Molecular Connectivity & Drug Design Research Unit, Department of Physical Chemistry, Faculty of Pharmacy, University of Valencia, Avenida V.A. Estelles s/n, Burjasot, 46100 , Valencia, Spain.
Mol Divers. 2013 Aug;17(3):573-93. doi: 10.1007/s11030-013-9458-6. Epub 2013 Jun 23.
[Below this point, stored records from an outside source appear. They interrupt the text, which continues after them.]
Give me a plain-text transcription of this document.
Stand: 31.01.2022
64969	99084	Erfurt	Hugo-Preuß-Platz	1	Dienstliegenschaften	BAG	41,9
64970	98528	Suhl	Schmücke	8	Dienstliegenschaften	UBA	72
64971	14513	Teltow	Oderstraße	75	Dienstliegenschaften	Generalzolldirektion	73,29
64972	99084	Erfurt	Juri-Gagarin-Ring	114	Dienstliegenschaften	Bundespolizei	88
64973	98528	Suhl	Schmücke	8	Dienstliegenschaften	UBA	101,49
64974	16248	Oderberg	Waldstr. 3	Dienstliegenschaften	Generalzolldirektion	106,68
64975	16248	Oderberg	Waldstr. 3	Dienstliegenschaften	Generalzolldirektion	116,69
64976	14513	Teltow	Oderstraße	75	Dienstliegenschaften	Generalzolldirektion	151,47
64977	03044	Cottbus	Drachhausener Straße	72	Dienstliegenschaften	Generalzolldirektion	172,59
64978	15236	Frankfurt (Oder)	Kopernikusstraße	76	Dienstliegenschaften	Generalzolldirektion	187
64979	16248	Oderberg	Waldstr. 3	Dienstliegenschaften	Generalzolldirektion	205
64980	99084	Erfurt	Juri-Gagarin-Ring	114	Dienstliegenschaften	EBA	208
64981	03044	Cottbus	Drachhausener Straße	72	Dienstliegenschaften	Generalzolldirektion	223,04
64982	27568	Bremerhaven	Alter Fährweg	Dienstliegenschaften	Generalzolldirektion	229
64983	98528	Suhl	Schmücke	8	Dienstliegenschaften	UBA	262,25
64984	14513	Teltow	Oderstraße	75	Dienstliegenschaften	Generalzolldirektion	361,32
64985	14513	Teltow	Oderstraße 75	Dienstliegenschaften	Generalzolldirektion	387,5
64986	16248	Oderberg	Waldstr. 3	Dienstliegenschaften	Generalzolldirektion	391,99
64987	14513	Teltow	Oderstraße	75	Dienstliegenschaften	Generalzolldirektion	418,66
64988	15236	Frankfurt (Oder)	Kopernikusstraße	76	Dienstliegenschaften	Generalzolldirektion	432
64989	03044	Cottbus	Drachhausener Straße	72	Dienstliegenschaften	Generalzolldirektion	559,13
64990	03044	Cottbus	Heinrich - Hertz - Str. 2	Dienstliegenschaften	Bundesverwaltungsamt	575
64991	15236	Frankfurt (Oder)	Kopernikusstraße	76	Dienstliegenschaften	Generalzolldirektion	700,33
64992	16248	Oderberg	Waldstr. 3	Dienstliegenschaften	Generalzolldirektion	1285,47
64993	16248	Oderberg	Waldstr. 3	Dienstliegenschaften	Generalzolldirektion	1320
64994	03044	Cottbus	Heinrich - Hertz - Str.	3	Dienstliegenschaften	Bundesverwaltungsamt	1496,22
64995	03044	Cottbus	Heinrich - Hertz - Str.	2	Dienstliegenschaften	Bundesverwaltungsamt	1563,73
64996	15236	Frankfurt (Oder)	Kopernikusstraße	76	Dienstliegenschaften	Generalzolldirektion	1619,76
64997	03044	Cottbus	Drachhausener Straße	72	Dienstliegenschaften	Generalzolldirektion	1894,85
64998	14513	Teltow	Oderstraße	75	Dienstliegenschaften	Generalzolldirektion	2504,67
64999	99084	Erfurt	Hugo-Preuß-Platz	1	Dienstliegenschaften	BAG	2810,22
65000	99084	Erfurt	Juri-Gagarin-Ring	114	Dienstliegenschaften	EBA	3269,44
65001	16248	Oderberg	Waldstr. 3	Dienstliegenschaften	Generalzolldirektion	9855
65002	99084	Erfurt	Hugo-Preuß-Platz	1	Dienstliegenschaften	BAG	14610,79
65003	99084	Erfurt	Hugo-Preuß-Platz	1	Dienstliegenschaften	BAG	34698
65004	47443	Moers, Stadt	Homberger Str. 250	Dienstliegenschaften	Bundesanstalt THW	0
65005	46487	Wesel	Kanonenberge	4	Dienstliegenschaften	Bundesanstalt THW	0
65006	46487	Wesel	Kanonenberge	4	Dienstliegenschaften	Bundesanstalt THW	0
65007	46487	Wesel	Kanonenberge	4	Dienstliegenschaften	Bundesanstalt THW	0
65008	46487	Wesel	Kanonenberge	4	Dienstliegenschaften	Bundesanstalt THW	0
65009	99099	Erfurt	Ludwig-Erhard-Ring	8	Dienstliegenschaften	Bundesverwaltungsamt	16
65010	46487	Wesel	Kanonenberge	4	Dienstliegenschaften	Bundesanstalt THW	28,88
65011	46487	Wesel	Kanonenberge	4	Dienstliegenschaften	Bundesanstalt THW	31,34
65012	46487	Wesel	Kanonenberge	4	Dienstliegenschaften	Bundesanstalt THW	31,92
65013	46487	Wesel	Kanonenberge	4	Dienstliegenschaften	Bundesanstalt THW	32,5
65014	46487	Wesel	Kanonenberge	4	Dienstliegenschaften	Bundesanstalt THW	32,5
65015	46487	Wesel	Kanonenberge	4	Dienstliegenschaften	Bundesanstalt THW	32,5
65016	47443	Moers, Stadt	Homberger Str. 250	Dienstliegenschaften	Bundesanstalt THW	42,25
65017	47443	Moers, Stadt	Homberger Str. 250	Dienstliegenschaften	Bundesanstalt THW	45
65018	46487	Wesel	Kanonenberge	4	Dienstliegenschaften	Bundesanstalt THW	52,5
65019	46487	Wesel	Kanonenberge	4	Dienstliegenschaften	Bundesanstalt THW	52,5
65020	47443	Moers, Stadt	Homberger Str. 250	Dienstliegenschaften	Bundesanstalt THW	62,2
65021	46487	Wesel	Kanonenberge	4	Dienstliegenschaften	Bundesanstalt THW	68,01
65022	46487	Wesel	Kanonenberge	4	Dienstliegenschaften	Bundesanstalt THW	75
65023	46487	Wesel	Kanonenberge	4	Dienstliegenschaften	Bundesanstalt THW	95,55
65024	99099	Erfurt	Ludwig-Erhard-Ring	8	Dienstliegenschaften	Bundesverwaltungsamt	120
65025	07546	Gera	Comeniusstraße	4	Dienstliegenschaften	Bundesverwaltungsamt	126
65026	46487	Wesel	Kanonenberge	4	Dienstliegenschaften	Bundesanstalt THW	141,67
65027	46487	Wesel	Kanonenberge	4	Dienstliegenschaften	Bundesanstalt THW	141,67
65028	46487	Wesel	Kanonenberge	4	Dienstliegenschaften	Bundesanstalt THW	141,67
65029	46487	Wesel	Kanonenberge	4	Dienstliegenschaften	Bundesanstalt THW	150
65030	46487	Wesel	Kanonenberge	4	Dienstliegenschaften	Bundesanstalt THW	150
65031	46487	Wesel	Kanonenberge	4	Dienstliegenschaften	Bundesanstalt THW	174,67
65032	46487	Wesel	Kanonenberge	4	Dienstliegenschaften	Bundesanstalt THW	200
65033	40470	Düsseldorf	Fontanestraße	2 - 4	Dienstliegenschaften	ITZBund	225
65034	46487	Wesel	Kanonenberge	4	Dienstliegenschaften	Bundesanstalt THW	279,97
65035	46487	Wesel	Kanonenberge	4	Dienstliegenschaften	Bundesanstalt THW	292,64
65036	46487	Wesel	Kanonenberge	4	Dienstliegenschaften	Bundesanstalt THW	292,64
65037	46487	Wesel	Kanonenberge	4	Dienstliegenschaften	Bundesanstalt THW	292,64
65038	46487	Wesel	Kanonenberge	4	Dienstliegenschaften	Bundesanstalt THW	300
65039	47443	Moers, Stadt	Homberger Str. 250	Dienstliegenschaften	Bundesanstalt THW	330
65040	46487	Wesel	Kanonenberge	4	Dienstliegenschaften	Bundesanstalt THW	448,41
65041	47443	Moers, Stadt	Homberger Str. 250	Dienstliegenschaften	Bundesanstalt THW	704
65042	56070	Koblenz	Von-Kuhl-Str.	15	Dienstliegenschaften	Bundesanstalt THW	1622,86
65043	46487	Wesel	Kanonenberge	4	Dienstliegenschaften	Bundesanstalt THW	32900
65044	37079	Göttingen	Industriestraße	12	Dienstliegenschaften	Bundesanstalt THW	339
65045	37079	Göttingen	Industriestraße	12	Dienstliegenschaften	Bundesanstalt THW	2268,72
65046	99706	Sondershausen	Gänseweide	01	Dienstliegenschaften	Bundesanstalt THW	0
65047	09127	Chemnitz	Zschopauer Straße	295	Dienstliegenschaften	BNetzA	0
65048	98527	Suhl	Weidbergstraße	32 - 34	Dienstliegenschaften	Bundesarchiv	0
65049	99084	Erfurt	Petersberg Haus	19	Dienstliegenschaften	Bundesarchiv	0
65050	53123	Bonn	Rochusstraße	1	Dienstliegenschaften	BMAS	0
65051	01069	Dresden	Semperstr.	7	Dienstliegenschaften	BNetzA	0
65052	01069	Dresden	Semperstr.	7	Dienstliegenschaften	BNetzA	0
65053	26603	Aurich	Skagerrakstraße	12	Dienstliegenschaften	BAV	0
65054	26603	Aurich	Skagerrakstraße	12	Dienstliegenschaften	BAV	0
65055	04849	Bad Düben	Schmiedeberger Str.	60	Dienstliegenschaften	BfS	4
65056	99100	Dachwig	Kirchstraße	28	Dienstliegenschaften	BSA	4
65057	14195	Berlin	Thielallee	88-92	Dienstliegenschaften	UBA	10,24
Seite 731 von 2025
Ulcerative colitis (UC) is an immune-mediated chronic and relapsing intestinal inflammatory disease. Interleukin (IL)-6, a pro-inflammatory cytokine, plays a key role in the uncontrolled intestinal inflammatory process, which is a main characteristic of UC. In this work, a quantitative structure-activity relationship model based on molecular topology (MT) has been built up to predict the IL-6 mediated anti-UC activity. After an external validation of the model, a virtual screening of the MicroSource Pure Natural Products Collection and Sigma-Aldrich databases was carried out looking for potential new active compounds. From the entire set of compounds labeled as active by the model, four of them, namely alizarin-3-methylimino-N,N-diacetic acid (AMA), Calcein, (+)-dibenzyl-L-tartrate (DLT), and Ro 41-0960, were tested in vitro by determination of IL-6 production in two cell lines (RAW 264.7 and Caco-2). The results demonstrate that three of them were able to significantly reduce IL-6 levels in both cell lines and particularly one, namely Ro 41-0960. These results confirm MT's efficacy as a tool for the selection of compounds potentially active in UC.
溃疡性结肠炎(UC)是一种免疫介导的慢性和复发性肠道炎症性疾病。白细胞介素(IL)-6 是一种促炎细胞因子,在不受控制的肠道炎症过程中发挥关键作用,这是 UC 的主要特征。在这项工作中,建立了基于分子拓扑学(MT)的定量构效关系模型,以预测 IL-6 介导的抗 UC 活性。对模型进行外部验证后,对 MicroSource Pure Natural Products Collection 和 Sigma-Aldrich 数据库进行了虚拟筛选,寻找潜在的新活性化合物。在所标记的具有活性的整个化合物集中,有四种化合物,即茜素-3-甲基亚氨基-N,N-二乙酸(AMA)、钙黄绿素、(+)-二苄基-L-酒石酸(DLT)和 Ro 41-0960,在两种细胞系(RAW 264.7 和 Caco-2)中通过测定 IL-6 产生来进行体外测试。结果表明,其中三种化合物在两种细胞系中均能显著降低 IL-6 水平,特别是一种化合物 Ro 41-0960。这些结果证实了 MT 作为选择 UC 中潜在活性化合物的工具的有效性。